別れる前はキチンとした正装だったが、流石に着崩れている。

けど、目だった怪我はない。その事実にホッと息を吐いた。

エース「リドル寮長!」

監督生「ルーク先輩も!」

グリム「エペル!お前も無事だったんだゾ!」

ヴィル「2人とも遅いじゃない」

ルーク「すまないヴィル。
キミという光を失ってここまで来る間、何度も道に迷ってしまったんだ」

エペル「えっ。
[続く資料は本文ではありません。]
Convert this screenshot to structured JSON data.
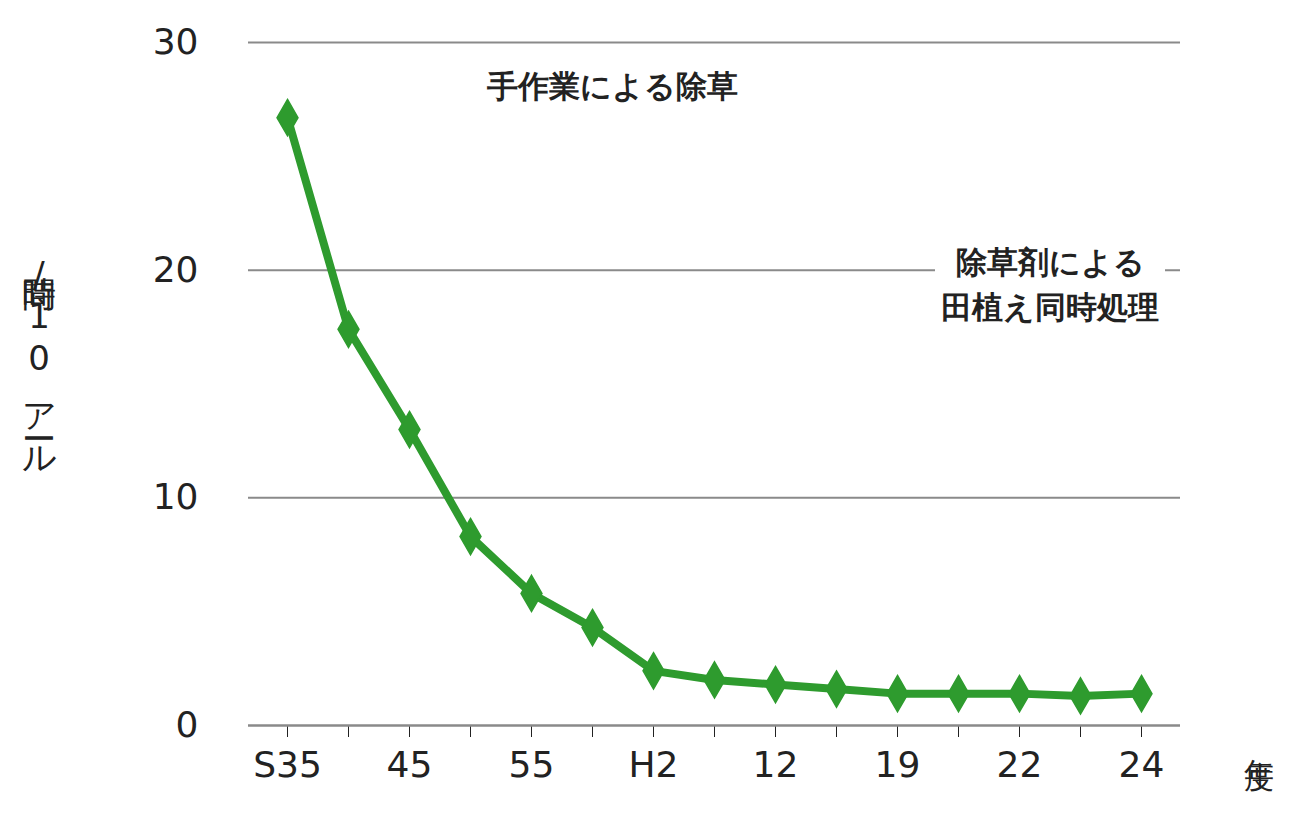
{
  "chart_data": {
    "type": "line",
    "x_label": "年度",
    "y_label": "時間/10アール",
    "categories": [
      "S35",
      null,
      "45",
      null,
      "55",
      null,
      "H2",
      null,
      "12",
      null,
      "19",
      null,
      "22",
      null,
      "24"
    ],
    "values": [
      26.7,
      17.4,
      13.0,
      8.3,
      5.8,
      4.3,
      2.4,
      2.0,
      1.8,
      1.6,
      1.4,
      1.4,
      1.4,
      1.3,
      1.4
    ],
    "color": "#2e9b2e",
    "marker": "diamond",
    "ylim": [
      0,
      30
    ],
    "yticks": [
      0,
      10,
      20,
      30
    ],
    "grid": true,
    "annotations": [
      {
        "text": "手作業による除草"
      },
      {
        "text": "除草剤による\n田植え同時処理"
      }
    ]
  }
}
ルークサン、すごく楽しそうにゴーストを倒して回ってた……かな?」

エペル君が苦笑いしながら言うのを聞いて「やっぱり」と呟いた。
あの後もずっと追いかけっこしていたのかしら…。

ゴーストさん達、無事?

デュース「寮長、僕達を助けに来てくれたんですよね!ありがとうございま…」

リドル「ケイト!! 今、何時だい!?」

ケイト「え?えーっと……食堂の時計だと、今23時35分だね」

リドル「日付変更まで時間がない……!早くゴーストを片付けよう!!」

ケイト「え?何?どういうこと?何の確認?」

ピンッと来ていない様子のケイトさん。

エース「よーし!タキシード隊もみんな揃ったことだし……そろそろ観念してもらおうか」

「さぁ、イデアさんを解放してください」

イライザ姫と周りの家臣たちを見る。
彼らはまだ迷っている様子。

ルーク「キミ達。今ならまだやり直せる。
大切なマドモアゼルを人命を奪う悪いゴーストにしたくはないだろう?」

ルークさんの言葉を聞き、それぞれが目配りをしてどうするかどうか悩んでいる。
ふと、イライザ姫は泣きそうな表情を浮かべた。

イライザ〈悪いゴースト?……私のこと言ってるの?


 私……悪いゴーストだなんて、そんなつもりじゃ……、

 
 私はただ……!〉

知らなかった、知ろうとしなかった哀れな御姫様。

理想に縋り過ぎて、本当の意味で幸せになるというのを見誤っていたのだろう。

姫が悪いとは思わ ない。

けど、知らなかったとはいえ、彼女がやろうとしていたことは許されない事だ。

無知とは罪でもある。
だから、このお姫様にもそろそろ現実を見て貰わないと。